A rare and striking 1995 map of the World Wide Web capturing the excitement of the earliest days of the new technology. Designed by legendary technical artist Timothy Edward Downs as a bonus for purchasers of PC Computing magazine.
PC Computing and Timothy Edward Downs
Back in the early nineties PC Magazine, PC World and PC Computing were in a three-way race for subscribers and newsstand sales. PC Computing viewed itself as the edgiest of the three—in retrospect, not dissimilar to Wired—and it ventured well beyond dry technical matter to include thought pieces, feature Penn Gillette as the back-page columnist, and generally “talk about what was really cool culturally.” (Timothy Edward Downs, YouTube interview) In 1994 it tried a new marketing tactic, with its designers producing a groundbreaking series of posters providing a graphic introduction to the rapidly-developing world of the Internet. The posters were “folded just like road maps, like you would get from AAA” (Downs) and shrink wrapped along with each copy of the magazine. Ultimately “about 13” such posters were produced over the next two years.
“This was a serial kind of a project, so every month with your new issue you’d get a different way of slicing and dicing places on the Internet…. and you could take this map, open it up, and start going to each of those sites…” (Downs)
Artist Timothy Edward Downs was, and is, a graphic designer, photographer and information technology expert, best known for his illustrated guide How Computers Work, now in its 10th edition. By his own account, he developed an interest in art and electronics at the age of 10. His distinctive, innovative approach to technical illustration later developed out of his frustration with the genre:
“Technical illustration… was all so boring…. at the end I never liked any of the things I did because they were all too perfect. All the angles were right, the perspective was perfect, everything was shaded in a way that was realistic but still very dry and very non-human, and ultimately you were showing what it was but you weren’t saying how it worked….
“As I was starting to draw and starting to work in the industry, I realized that I could draw technical things in a very accurate way, but it didn’t have life, and it didn’t excite, and ultimately it didn’t feel like it was alive and moving…. I wanted to invite people into the information as opposed to just showing them what all the things did.” (Downs)
Downs’ map of the World Wide Web
Offered here is Downs’ 1995 Road Map to the World Wide Web, stylistically very similar to a Road Map of the Internet he drew the previous year. Inspired by subway maps and the innovative posters of A.M. Cassandre, he applied a spatial hub-and-spoke metaphor to depict the content and connections that constituted the World Wide Web in its earliest days. Here subway stations and lines are replaced by subject areas and web sites:
“Points of interest along the information highway are organized around major subject categories.
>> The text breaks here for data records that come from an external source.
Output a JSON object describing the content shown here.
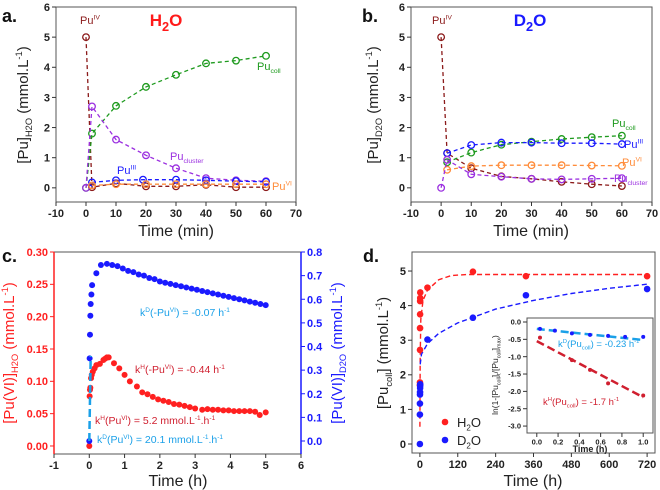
{
  "chart_data": [
    {
      "id": "a",
      "type": "line",
      "panel_label": "a.",
      "title": "H_{2}O",
      "title_color": "#ff1a1a",
      "xlabel": "Time (min)",
      "ylabel": "[Pu]_{H2O} (mmol.L^{-1})",
      "xlim": [
        -10,
        70
      ],
      "ylim": [
        -0.47,
        6
      ],
      "xticks": [
        -10,
        0,
        10,
        20,
        30,
        40,
        50,
        60,
        70
      ],
      "yticks": [
        0,
        1,
        2,
        3,
        4,
        5,
        6
      ],
      "marker": "open-circle",
      "series": [
        {
          "name": "Pu^{IV}",
          "color": "#8b1a1a",
          "x": [
            0,
            2,
            10,
            20,
            30,
            40,
            50,
            60
          ],
          "y": [
            5,
            0.02,
            0.15,
            0.05,
            0.05,
            0.1,
            0.02,
            0.02
          ]
        },
        {
          "name": "Pu_{coll}",
          "color": "#1e9a1e",
          "x": [
            0,
            2,
            10,
            20,
            30,
            40,
            50,
            60
          ],
          "y": [
            0,
            1.8,
            2.72,
            3.35,
            3.75,
            4.13,
            4.22,
            4.38
          ]
        },
        {
          "name": "Pu_{cluster}",
          "color": "#9b30e0",
          "x": [
            0,
            2,
            10,
            20,
            30,
            40,
            50,
            60
          ],
          "y": [
            0,
            2.7,
            1.6,
            1.08,
            0.65,
            0.32,
            0.25,
            0.22
          ]
        },
        {
          "name": "Pu^{III}",
          "color": "#1a1aff",
          "x": [
            2,
            10,
            19,
            30,
            40,
            50,
            60
          ],
          "y": [
            0.18,
            0.25,
            0.27,
            0.27,
            0.25,
            0.22,
            0.2
          ]
        },
        {
          "name": "Pu^{VI}",
          "color": "#ff8c3a",
          "x": [
            2,
            10,
            20,
            30,
            40,
            50,
            60
          ],
          "y": [
            0.08,
            0.12,
            0.12,
            0.12,
            0.12,
            0.12,
            0.12
          ]
        }
      ]
    },
    {
      "id": "b",
      "type": "line",
      "panel_label": "b.",
      "title": "D_{2}O",
      "title_color": "#1a1aff",
      "xlabel": "Time (min)",
      "ylabel": "[Pu]_{D2O} (mmol.L^{-1})",
      "xlim": [
        -10,
        70
      ],
      "ylim": [
        -0.47,
        6
      ],
      "xticks": [
        -10,
        0,
        10,
        20,
        30,
        40,
        50,
        60,
        70
      ],
      "yticks": [
        0,
        1,
        2,
        3,
        4,
        5,
        6
      ],
      "marker": "open-circle",
      "series": [
        {
          "name": "Pu^{IV}",
          "color": "#8b1a1a",
          "x": [
            0,
            2,
            10,
            20,
            30,
            40,
            50,
            60
          ],
          "y": [
            5,
            1.15,
            0.65,
            0.38,
            0.3,
            0.2,
            0.12,
            0.06
          ]
        },
        {
          "name": "Pu_{coll}",
          "color": "#1e9a1e",
          "x": [
            2,
            10,
            20,
            30,
            40,
            50,
            60
          ],
          "y": [
            0.85,
            1.17,
            1.43,
            1.53,
            1.62,
            1.68,
            1.73
          ]
        },
        {
          "name": "Pu^{III}",
          "color": "#1a1aff",
          "x": [
            2,
            10,
            20,
            30,
            40,
            50,
            60
          ],
          "y": [
            1.15,
            1.42,
            1.5,
            1.5,
            1.48,
            1.48,
            1.45
          ]
        },
        {
          "name": "Pu^{VI}",
          "color": "#ff8c3a",
          "x": [
            2,
            10,
            20,
            30,
            40,
            50,
            60
          ],
          "y": [
            0.6,
            0.72,
            0.75,
            0.75,
            0.75,
            0.74,
            0.73
          ]
        },
        {
          "name": "Pu_{cluster}",
          "color": "#9b30e0",
          "x": [
            0,
            2,
            10,
            20,
            30,
            40,
            50,
            60
          ],
          "y": [
            0,
            0.93,
            0.45,
            0.37,
            0.3,
            0.28,
            0.3,
            0.32
          ]
        }
      ]
    },
    {
      "id": "c",
      "type": "scatter",
      "panel_label": "c.",
      "xlabel": "Time (h)",
      "ylabel": "[Pu(VI)]_{H2O} (mmol.L^{-1})",
      "ylabel_right": "[Pu(VI)]_{D2O} (mmol.L^{-1})",
      "xlim": [
        -1,
        6
      ],
      "ylim": [
        -0.0124,
        0.3
      ],
      "ylim_right": [
        -0.055,
        0.8
      ],
      "xticks": [
        -1,
        0,
        1,
        2,
        3,
        4,
        5,
        6
      ],
      "yticks": [
        "0.00",
        "0.05",
        "0.10",
        "0.15",
        "0.20",
        "0.25",
        "0.30"
      ],
      "yticks_right": [
        "0.0",
        "0.1",
        "0.2",
        "0.3",
        "0.4",
        "0.5",
        "0.6",
        "0.7",
        "0.8"
      ],
      "left_color": "#ff2020",
      "right_color": "#1a1aff",
      "series": [
        {
          "name": "H2O",
          "axis": "left",
          "color": "#ff2020",
          "x": [
            0,
            0.01,
            0.02,
            0.03,
            0.05,
            0.07,
            0.1,
            0.15,
            0.2,
            0.3,
            0.4,
            0.45,
            0.5,
            0.55,
            0.7,
            0.85,
            1.0,
            1.15,
            1.35,
            1.5,
            1.65,
            1.8,
            1.95,
            2.1,
            2.25,
            2.4,
            2.55,
            2.7,
            2.85,
            3.0,
            3.2,
            3.35,
            3.5,
            3.65,
            3.8,
            3.95,
            4.1,
            4.25,
            4.4,
            4.55,
            4.7,
            4.83,
            5.0
          ],
          "y": [
            0,
            0.077,
            0.087,
            0.09,
            0.105,
            0.11,
            0.115,
            0.12,
            0.125,
            0.127,
            0.133,
            0.135,
            0.137,
            0.137,
            0.128,
            0.12,
            0.11,
            0.1,
            0.092,
            0.083,
            0.08,
            0.076,
            0.072,
            0.07,
            0.068,
            0.065,
            0.064,
            0.062,
            0.06,
            0.058,
            0.056,
            0.057,
            0.056,
            0.056,
            0.055,
            0.055,
            0.054,
            0.054,
            0.054,
            0.054,
            0.053,
            0.048,
            0.052
          ]
        },
        {
          "name": "D2O",
          "axis": "right",
          "color": "#1a1aff",
          "x": [
            0,
            0.01,
            0.02,
            0.03,
            0.04,
            0.06,
            0.08,
            0.2,
            0.33,
            0.5,
            0.65,
            0.8,
            0.95,
            1.1,
            1.25,
            1.4,
            1.55,
            1.7,
            1.85,
            2.0,
            2.15,
            2.3,
            2.45,
            2.6,
            2.75,
            2.9,
            3.05,
            3.2,
            3.35,
            3.5,
            3.65,
            3.8,
            3.95,
            4.1,
            4.25,
            4.4,
            4.55,
            4.7,
            4.85,
            5.0
          ],
          "y": [
            0,
            0.35,
            0.45,
            0.53,
            0.58,
            0.62,
            0.66,
            0.71,
            0.745,
            0.75,
            0.745,
            0.74,
            0.73,
            0.72,
            0.715,
            0.705,
            0.7,
            0.69,
            0.685,
            0.675,
            0.67,
            0.665,
            0.66,
            0.655,
            0.65,
            0.645,
            0.64,
            0.635,
            0.63,
            0.625,
            0.62,
            0.615,
            0.61,
            0.605,
            0.6,
            0.595,
            0.59,
            0.585,
            0.58,
            0.575
          ]
        }
      ],
      "fits": [
        {
          "name": "kD(PuVI) fit",
          "axis": "right",
          "color": "#1aa0e8",
          "x": [
            0,
            0.04
          ],
          "y": [
            0,
            0.36
          ]
        }
      ],
      "annotations": [
        {
          "text": "k^{D}(-Pu^{VI}) = -0.07 h^{-1}",
          "color": "#1aa0e8"
        },
        {
          "text": "k^{H}(-Pu^{VI}) = -0.44 h^{-1}",
          "color": "#d01f2f"
        },
        {
          "text": "k^{H}(Pu^{VI}) = 5.2 mmol.L^{-1}.h^{-1}",
          "color": "#d01f2f"
        },
        {
          "text": "k^{D}(Pu^{VI}) = 20.1 mmol.L^{-1}.h^{-1}",
          "color": "#1aa0e8"
        }
      ]
    },
    {
      "id": "d",
      "type": "scatter",
      "panel_label": "d.",
      "xlabel": "Time (h)",
      "ylabel": "[Pu_{coll}] (mmol.L^{-1})",
      "xlim": [
        -25,
        745
      ],
      "ylim": [
        -0.26,
        5.55
      ],
      "xticks": [
        0,
        120,
        240,
        360,
        480,
        600,
        720
      ],
      "yticks": [
        0,
        1,
        2,
        3,
        4,
        5
      ],
      "series": [
        {
          "name": "H_{2}O",
          "color": "#ff2020",
          "x": [
            0.03,
            0.17,
            0.33,
            0.5,
            0.67,
            0.83,
            1,
            1.2,
            24,
            168,
            336,
            720
          ],
          "y": [
            1.7,
            1.78,
            2.72,
            3.35,
            3.75,
            4.13,
            4.22,
            4.38,
            4.52,
            4.98,
            4.85,
            4.85
          ]
        },
        {
          "name": "D_{2}O",
          "color": "#1a1aff",
          "x": [
            0,
            0.03,
            0.17,
            0.33,
            0.5,
            0.67,
            0.83,
            1,
            24,
            168,
            336,
            720
          ],
          "y": [
            0,
            0.85,
            1.17,
            1.43,
            1.5,
            1.62,
            1.68,
            1.73,
            3.02,
            3.65,
            4.3,
            4.48
          ]
        }
      ],
      "fits": [
        {
          "name": "H2O fit",
          "color": "#ff2020",
          "x": [
            0,
            1,
            3,
            10,
            24,
            60,
            100,
            150,
            300,
            720
          ],
          "y": [
            0.5,
            2.5,
            3.6,
            4.15,
            4.45,
            4.75,
            4.87,
            4.9,
            4.9,
            4.9
          ]
        },
        {
          "name": "D2O fit",
          "color": "#1a1aff",
          "x": [
            1,
            5,
            24,
            60,
            120,
            240,
            360,
            480,
            600,
            720
          ],
          "y": [
            2.3,
            2.6,
            2.9,
            3.2,
            3.5,
            3.9,
            4.15,
            4.35,
            4.5,
            4.62
          ]
        }
      ],
      "inset": {
        "xlabel": "Time (h)",
        "ylabel": "ln(1-[Pu_{coll}]_{t}/[Pu_{coll}]_{max})",
        "xlim": [
          -0.092,
          1.092
        ],
        "ylim": [
          -3.2,
          0.115
        ],
        "xticks": [
          "0.0",
          "0.2",
          "0.4",
          "0.6",
          "0.8",
          "1.0"
        ],
        "yticks": [
          "0.0",
          "-0.5",
          "-1.0",
          "-1.5",
          "-2.0",
          "-2.5",
          "-3.0"
        ],
        "series": [
          {
            "name": "D2O",
            "color": "#1a1aff",
            "x": [
              0.03,
              0.17,
              0.33,
              0.5,
              0.67,
              0.83,
              1.0
            ],
            "y": [
              -0.2,
              -0.25,
              -0.33,
              -0.37,
              -0.4,
              -0.43,
              -0.43
            ]
          },
          {
            "name": "H2O",
            "color": "#d01f2f",
            "x": [
              0.03,
              0.33,
              0.5,
              0.67,
              1.0
            ],
            "y": [
              -0.45,
              -1.1,
              -1.38,
              -1.77,
              -2.12
            ]
          }
        ],
        "fits": [
          {
            "name": "kD fit",
            "color": "#1aa0e8",
            "x": [
              0,
              1
            ],
            "y": [
              -0.2,
              -0.52
            ]
          },
          {
            "name": "kH fit",
            "color": "#d01f2f",
            "x": [
              0,
              1
            ],
            "y": [
              -0.55,
              -2.17
            ]
          }
        ],
        "annotations": [
          {
            "text": "k^{D}(Pu_{coll}) = -0.23 h^{-1}",
            "color": "#1aa0e8"
          },
          {
            "text": "k^{H}(Pu_{coll}) = -1.7 h^{-1}",
            "color": "#d01f2f"
          }
        ]
      }
    }
  ]
}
Radiating from each category are descriptions of key sites and their addresses.”
Thus, whereas the Road Map of the Internet was organized around servers, the present map is organized around categories of content. This reflects the underlying difference between the Internet, a global network of computers linked by telecommunications, and the World Wide Web, a global collection of content linked by URLs and shared and accessed via the Internet.
The map helpfully provides URLs for each site and capsule summaries of content, occasionally with some editorializing. Of the “Mario Cuomo Victory ‘94” site Downs writes “The title of this page is Victory ’94, suggesting that it was posted either early or naively. Really nice stuff, though—maybe he should have won on this alone.” The hub for “Government” observes that “business and government don’t always see eye to eye (maybe never, in fact), but on the We3b they’re congenial neighbors. The U.S. government is getting into the Web hot and heavy, and the offerings are getting more useful all the time.”
Though presumably printed in large numbers, the map was ephemeral and must have had a low survival rate. It is scarce on the market, as are other related maps issued by PC Computing in 1995-96, and few institutional holdings are recorded.
In all, a rare and unusual image of the World Wide Web in its earliest days of development.
References
As of June 2022 OCLC 313653348 gives three institutional holdings (Carleton University, Texas A&M, University of Michigan). Much background from “Timothy Edward Downs – Mapping the Internet” at YouTube.